Monday, November 19, 2012


Date/Time:  Nov18, 2012 1900-2100hrs

Location:  Little Lepreau, NB

Weather:  Clear, no wind, -5 degrees C

Equipment:  8" Meade LX200, with 2" 30mm eyepiece, and 1 1/4" 25mm eyepiece, Cannon Rebel DSLR camera mounted piggy back and attached to eyepiece.

Attendance:  Brandon H., Myself.

Report:  Aligned scope on Capella and Aldebaran, which were in the east.  Go to did not work well, it would go to a position under where it was suppose to go.

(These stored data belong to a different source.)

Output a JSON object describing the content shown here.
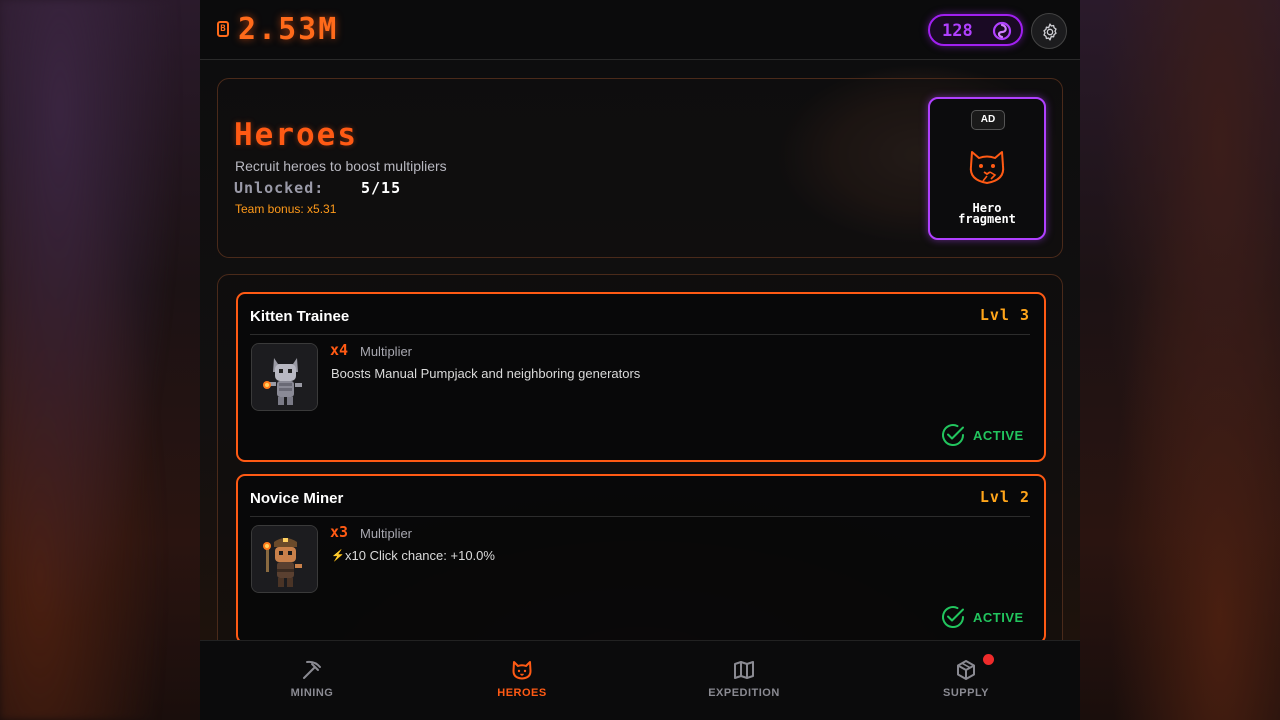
{
  "header": {
    "balance": "2.53M",
    "coin_icon_glyph": "B",
    "gem_count": "128",
    "gem_icon": "swirl-gem-icon",
    "settings_icon": "gear-icon"
  },
  "heroes_section": {
    "title": "Heroes",
    "subtitle": "Recruit heroes to boost multipliers",
    "unlocked_label": "Unlocked:",
    "unlocked_value": "5/15",
    "team_bonus": "Team bonus: x5.31",
    "ad_card": {
      "badge": "AD",
      "label_line1": "Hero",
      "label_line2": "fragment",
      "icon": "cat-face-icon"
    }
  },
  "hero_list": [
    {
      "name": "Kitten Trainee",
      "level": "Lvl 3",
      "multiplier": "x4",
      "multiplier_label": "Multiplier",
      "description": "Boosts Manual Pumpjack and neighboring generators",
      "status": "ACTIVE"
    },
    {
      "name": "Novice Miner",
      "level": "Lvl 2",
      "multiplier": "x3",
      "multiplier_label": "Multiplier",
      "description": "x10 Click chance: +10.0%",
      "status": "ACTIVE"
    }
  ],
  "nav": {
    "items": [
      {
        "label": "MINING",
        "icon": "pickaxe-icon"
      },
      {
        "label": "HEROES",
        "icon": "cat-icon"
      },
      {
        "label": "EXPEDITION",
        "icon": "map-icon"
      },
      {
        "label": "SUPPLY",
        "icon": "box-icon"
      }
    ],
    "active": "HEROES"
  },
  "colors": {
    "accent_orange": "#ff5a14",
    "accent_purple": "#b040ff",
    "level_gold": "#ffa51a",
    "active_green": "#22c55e",
    "notification_red": "#ef2b2b"
  }
}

First went to Jupiter with 2" 30mm eyepiece. Very nice view of four of its moons, two on each side of the big planet.  Two of its cloud lines were easily visible, with a hint of reddish color in them.  The clouds were very nicely defined and much color could be seen in the different layers of clouds.  Also, there was a star or moon that showed up when viewing and in the image just below Jupiter and to the right.  Not sure what this was.  Also, it should be noted that there was suppose to be a shadow transiting Jupiter at 2357hrs on this night.  Unfortunately, this was past my bedtime on this evening.

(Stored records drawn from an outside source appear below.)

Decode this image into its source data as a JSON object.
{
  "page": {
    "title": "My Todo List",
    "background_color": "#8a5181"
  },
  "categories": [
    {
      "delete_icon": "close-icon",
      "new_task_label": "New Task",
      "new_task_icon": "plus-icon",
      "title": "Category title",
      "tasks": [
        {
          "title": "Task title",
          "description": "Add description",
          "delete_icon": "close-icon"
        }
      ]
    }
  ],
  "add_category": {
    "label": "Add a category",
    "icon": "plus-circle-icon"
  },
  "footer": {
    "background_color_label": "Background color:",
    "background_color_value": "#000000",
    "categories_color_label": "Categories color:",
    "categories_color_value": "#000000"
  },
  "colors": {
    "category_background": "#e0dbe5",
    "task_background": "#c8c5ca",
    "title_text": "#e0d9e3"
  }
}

Imaging Jupiter proved to be difficult.  It would not seem to come into clear focus for some reason.

Then went to the Moon.  Many nice deep craters could be seen at the terminator.  Very impressive detail was viewed with 2" 30mm eyepiece.  Some of those craters must be extremely deep and mountainous, if a person was actually there.

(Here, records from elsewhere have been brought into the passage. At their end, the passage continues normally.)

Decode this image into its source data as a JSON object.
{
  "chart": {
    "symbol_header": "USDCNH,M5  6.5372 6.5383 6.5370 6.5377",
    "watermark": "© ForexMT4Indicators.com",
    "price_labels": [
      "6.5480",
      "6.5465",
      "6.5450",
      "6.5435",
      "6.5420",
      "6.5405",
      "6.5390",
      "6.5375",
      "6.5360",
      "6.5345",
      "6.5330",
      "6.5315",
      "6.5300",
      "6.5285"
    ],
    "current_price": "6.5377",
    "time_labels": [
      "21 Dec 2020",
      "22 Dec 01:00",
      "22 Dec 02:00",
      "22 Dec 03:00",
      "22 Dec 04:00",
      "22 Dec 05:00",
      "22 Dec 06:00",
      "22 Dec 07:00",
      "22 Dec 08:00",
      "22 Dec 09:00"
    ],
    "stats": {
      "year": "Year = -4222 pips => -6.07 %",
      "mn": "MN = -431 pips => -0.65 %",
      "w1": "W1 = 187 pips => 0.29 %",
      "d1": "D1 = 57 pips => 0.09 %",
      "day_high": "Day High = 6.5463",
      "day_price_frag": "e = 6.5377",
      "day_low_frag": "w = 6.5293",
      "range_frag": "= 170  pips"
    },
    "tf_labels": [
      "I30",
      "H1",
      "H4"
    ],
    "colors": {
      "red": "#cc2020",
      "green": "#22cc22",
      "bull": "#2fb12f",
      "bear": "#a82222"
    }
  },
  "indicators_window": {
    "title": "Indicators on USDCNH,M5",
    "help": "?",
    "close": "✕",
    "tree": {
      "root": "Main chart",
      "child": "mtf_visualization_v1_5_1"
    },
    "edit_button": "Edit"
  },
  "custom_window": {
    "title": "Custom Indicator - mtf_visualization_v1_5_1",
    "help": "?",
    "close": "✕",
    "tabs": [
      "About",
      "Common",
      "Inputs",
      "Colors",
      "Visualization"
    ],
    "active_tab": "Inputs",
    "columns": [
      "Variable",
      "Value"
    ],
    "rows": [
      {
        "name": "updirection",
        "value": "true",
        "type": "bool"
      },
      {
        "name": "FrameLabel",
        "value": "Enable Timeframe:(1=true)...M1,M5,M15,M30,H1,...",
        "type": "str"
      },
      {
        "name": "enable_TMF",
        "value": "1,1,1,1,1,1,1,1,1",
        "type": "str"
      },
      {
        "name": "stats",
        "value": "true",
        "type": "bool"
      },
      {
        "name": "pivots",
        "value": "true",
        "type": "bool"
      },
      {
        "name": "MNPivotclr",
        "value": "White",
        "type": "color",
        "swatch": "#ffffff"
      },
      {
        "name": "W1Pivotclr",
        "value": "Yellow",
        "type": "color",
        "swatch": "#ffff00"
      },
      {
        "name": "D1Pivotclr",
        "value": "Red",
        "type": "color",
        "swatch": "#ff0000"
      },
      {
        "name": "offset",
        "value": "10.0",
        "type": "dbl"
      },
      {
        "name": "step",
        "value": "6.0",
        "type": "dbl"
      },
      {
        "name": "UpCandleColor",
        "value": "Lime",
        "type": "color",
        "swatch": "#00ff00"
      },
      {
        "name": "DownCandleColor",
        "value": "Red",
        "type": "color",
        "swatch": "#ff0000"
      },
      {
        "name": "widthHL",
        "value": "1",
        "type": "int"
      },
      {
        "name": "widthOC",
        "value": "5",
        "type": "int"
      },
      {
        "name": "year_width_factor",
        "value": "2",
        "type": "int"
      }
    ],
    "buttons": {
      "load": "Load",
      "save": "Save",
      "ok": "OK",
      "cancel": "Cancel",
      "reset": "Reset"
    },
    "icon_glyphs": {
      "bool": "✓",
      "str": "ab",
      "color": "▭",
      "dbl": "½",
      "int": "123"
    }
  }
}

Imaging the Moon was easier than Jupiter.  It came into focus better, although not perfectly.  This is a problem that needs to be improved upon.  Without an eyepiece, almost the whole Moon will come into the viewer.  Almost but not quite all.  The secret to imaging the moon is to use high speed shutter and low ISO.

Next to Uranus.  This has been one of my main goals this fall, to find Uranus on my own.  It has proven very difficult to find, even though I know where it is by looking at star charts and it is about as bright as it gets at the time of this observing report.  This is because it looks so much like just another star, except that you can see a disk and it does show, to me, as slightly greenish.  I actually observed Uranus on Nov9/12, through Curts' 8" Dobsonian at the SJAC 'Bark at the Park' observing session at Rockwood Park.  When focused in on, you can tell its a planet.  This is because, stars do not form disks in telescopes, only sharp points of light.  Betelgeuse and maybe a couple others being the only exception.

All of the above is why I took a large field picture of the area where Uranus is.  Its right below the great square of Pegasus.  Ive looked at the picture and it does not stand out to me.  I did the same thing with Neptune, although depended on the go to to find it.  After studying the picture, could not locate Neptune.

Other notes:  No shooting stars, or satellites were seen.